白いテーブルの上には、まだ温かい紅茶の香りだけが残っている。
オクタヴィアは窓辺に立ち、空を見上げながら振り返ると、艶やかな声で告げた。
「お兄様から伺ったわ。エド、あなたハニートラップに引っかかるなんて……甘いのね」
エドワードの耳まで一瞬で赤くなる。
アウレリウスが一歩前に出て、庇うように声を上げた。
「そ、それは! 私の失態です! 殿下、どうか……」
だがオクタヴィアはすっと手を上げてアウレリウスの言葉を遮る。
「いいのよ。攻めてはいないわ。事実、何も起きなかったのでしょう?」
彼女は椅子に腰をかけ、指先でカップを軽くなぞりながら淡々と続けた。
「結果としてエドの警護はより強化された。帝国ももうあなたを狙わないでしょう。王国の要人に何かあれば、侯国の失態。侯国は小さな国だけれど、背後にいる王国は厄介だもの。……まだ帝国には、大きな一手が足りない」
そして、すっと立ち上がり、艶然と微笑んだ。
「次にことを起こすとしたら──インパクトのある人物は……そう、わたくしね」
「な! 何をおっしゃるのですか!」アウレリウスの声が裏返る。
「もう事務次官殿や竜騎兵団とも話は通してあるわ。

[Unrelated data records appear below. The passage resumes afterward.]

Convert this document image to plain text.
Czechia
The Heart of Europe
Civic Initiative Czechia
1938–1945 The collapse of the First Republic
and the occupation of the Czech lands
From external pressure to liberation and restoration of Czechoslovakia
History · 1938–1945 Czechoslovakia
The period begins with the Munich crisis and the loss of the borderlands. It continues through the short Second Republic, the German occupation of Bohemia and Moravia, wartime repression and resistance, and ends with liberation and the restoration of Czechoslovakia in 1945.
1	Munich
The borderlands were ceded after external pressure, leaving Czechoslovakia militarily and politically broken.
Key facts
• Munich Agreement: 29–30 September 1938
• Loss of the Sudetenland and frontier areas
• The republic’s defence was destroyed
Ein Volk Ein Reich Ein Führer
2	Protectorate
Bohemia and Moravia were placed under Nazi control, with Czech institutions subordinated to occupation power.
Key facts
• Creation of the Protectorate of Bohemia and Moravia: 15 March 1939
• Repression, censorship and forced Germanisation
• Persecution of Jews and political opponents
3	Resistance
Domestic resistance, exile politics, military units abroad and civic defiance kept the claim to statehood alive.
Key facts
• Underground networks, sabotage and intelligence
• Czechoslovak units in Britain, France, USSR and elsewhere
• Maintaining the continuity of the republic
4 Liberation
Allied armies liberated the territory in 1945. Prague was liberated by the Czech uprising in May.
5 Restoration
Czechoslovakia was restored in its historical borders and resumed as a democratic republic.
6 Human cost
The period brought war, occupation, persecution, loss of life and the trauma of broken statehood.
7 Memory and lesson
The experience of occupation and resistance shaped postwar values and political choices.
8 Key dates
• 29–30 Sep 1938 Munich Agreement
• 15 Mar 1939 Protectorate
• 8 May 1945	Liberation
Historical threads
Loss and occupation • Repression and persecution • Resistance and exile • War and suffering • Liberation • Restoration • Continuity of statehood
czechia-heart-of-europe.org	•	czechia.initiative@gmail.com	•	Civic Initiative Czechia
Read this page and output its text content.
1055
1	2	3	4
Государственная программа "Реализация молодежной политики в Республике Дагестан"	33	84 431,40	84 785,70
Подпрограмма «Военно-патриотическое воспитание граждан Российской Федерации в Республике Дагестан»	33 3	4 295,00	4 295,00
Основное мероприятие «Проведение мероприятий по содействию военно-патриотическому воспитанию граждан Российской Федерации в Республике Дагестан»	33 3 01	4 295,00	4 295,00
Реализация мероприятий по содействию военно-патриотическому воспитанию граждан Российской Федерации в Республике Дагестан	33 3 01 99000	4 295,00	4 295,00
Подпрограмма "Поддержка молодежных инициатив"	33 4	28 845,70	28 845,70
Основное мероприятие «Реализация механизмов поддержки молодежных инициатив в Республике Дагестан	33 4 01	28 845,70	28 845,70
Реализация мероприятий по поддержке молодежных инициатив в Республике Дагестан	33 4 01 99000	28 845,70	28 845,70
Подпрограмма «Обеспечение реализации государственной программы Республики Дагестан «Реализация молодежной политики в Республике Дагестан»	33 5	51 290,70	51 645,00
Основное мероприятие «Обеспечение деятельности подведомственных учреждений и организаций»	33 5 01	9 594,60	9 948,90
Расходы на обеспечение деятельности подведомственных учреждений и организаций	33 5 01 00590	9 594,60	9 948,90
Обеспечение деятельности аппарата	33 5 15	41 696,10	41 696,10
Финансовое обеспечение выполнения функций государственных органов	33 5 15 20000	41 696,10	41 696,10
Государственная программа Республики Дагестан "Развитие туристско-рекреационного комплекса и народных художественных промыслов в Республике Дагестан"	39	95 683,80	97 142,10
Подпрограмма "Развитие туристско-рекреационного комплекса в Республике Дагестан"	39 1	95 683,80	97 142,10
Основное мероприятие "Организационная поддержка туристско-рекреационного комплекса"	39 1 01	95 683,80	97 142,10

さぁ、法務庁舎に行くわよ」
オクタヴィアは颯爽と歩き出し、エドワードとアウレリウスは慌てて後を追った。
メイドたちが静かに食器を片付け、護衛たちが整列する。
「姉上!」
「お待ちください、オクタヴィア殿下!」
だが彼女は振り返らず、軽やかな足取りでテラスを後にした。